Troy Javaher, Head of Capital Markets, CEE, commented: “Although the overall economic outlook in the CEE remains varied, we have observed increased investor activity in the region during the first 6 months of 2013, with Poland leading the pack, and the Czech Republic, Hungary and Slovakia significantly enhancing their position. With a number of key transactions expected to close during the second half of the year, we forecast 2013 volumes to come in at around €3.5 billion, which would be close to the €3.84 billion figure recorded in 2012”.

Significant year-on-year improvement on the Czech market
The total investment volume recorded in H1 2013 amounted to slightly in excess of €400 million. The vast majority of deals took place within the city of Prague, accounting for approximately 60% by traded volume. In terms of individual transaction volumes, the largest office deal was the purchase of Andel Park, a prime office building. With an area in excess of 18,000 sqm, the Prague 5 located asset was acquired by GLL Partners from German open ended fund SEB, for a price of reportedly circa €65 million.

The most active sector in H1 was the office market with a total volume of almost €200 million. During the first half of 2013, there were no regional office transactions, with investors continuing to concentrate on the capital city. Notable transactions included eight property assets across the whole spectrum of pricing and strategic sectors. Mercury Business Centre in Prague 7 was acquired from Sberbank by PSN, whilst at the other end of the spectrum, Trianon at Budejovicka in Prague 4 was purchased by REICO from Union Investment for circa €54 million. Other transactions included the purchase of the office element of Galerie Butovice, sold by ING Bank to a private investor, the sale TMW Pramerica’s CBD office buildings Stara Celnice to Invesco RE and Dvorana Office Centre in Prague 9 to Alder Capital SE. A private investor acquired Golden Cross from CPDP for circa €16 million.

In the retail sector, investment volumes amounted to €62 million. Greek fund, Bluehouse Capital, purchased Shopping Centre Rynovka in Jablonec nad Nisou from CPDP making this the third Interspar anchored investment in its Czech portfolio. Standard Life acquired the remaining share capital in the sale of Pradera’s retail warehouse parks in Olomouc and Ostrava for circa €30 million, whilst the Parada Retail Park in Ceska Lipa was purchased by Pragorent from Lordship.

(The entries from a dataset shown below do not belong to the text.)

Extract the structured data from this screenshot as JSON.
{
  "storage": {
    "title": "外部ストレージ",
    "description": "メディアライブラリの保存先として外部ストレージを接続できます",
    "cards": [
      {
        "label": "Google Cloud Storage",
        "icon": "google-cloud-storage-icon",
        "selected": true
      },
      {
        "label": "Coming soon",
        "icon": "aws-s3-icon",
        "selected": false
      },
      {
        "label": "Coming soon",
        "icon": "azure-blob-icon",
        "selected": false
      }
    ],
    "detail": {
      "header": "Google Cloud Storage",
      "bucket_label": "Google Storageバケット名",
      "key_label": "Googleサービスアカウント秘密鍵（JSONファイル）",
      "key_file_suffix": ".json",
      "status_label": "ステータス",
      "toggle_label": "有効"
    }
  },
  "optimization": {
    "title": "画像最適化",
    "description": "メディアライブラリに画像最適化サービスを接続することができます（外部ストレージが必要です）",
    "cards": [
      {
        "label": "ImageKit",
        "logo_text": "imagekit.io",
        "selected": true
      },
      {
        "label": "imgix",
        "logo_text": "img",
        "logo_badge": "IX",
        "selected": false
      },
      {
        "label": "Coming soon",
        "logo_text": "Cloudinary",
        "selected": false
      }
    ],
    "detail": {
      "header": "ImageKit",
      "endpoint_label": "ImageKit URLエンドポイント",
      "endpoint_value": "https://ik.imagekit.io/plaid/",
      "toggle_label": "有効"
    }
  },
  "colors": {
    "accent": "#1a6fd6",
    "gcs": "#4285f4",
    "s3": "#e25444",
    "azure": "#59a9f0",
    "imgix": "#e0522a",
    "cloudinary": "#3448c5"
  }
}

The volume in the industrial sector reflected a 75% increase compared to H1 2012 and was driven by the portfolio sale of a 50% stake in the Prologis European Portfolio to Norges Bank and the disposal of Pilsen West, a newly built manufacturing asset from Japanese Kajima to a joint venture of NBGI and Panattoni.

Final trading volumes were accounted for mainly by the sale of Palace Hotel by Warimpex to a private Czech Investor. The new owner is set to take over operations from Vienna International Hotelmanagement AG.

Stuart Jordan, Head of Capital Markets for the Czech Republic said: “A certain level of confidence and liquidity has returned to the Czech Real Estate market in H1 2013, evident through investment volumes exceeding €400m and the significant year-on-year improvement this represents against H1 2012. A number of transactions signed in H1 are not formally closed yet, but these would likely represent a year-on-year three-fold volume increase - an example being the disposal of The Park, a 116 000 sq m Business Park campus, sold by Aberdeen DEGI to Starwood Capital Finance, formally closed at the start of July. This improved liquidity situation is reflected by the significant number of commercial investment transactions in formal diligence (estimated at circa €0.5bn) and combined with the a narrowing price delta between vendor and purchaser expectations enforces our view that full year investment volumes will be well in excess of the €1 billion mark.”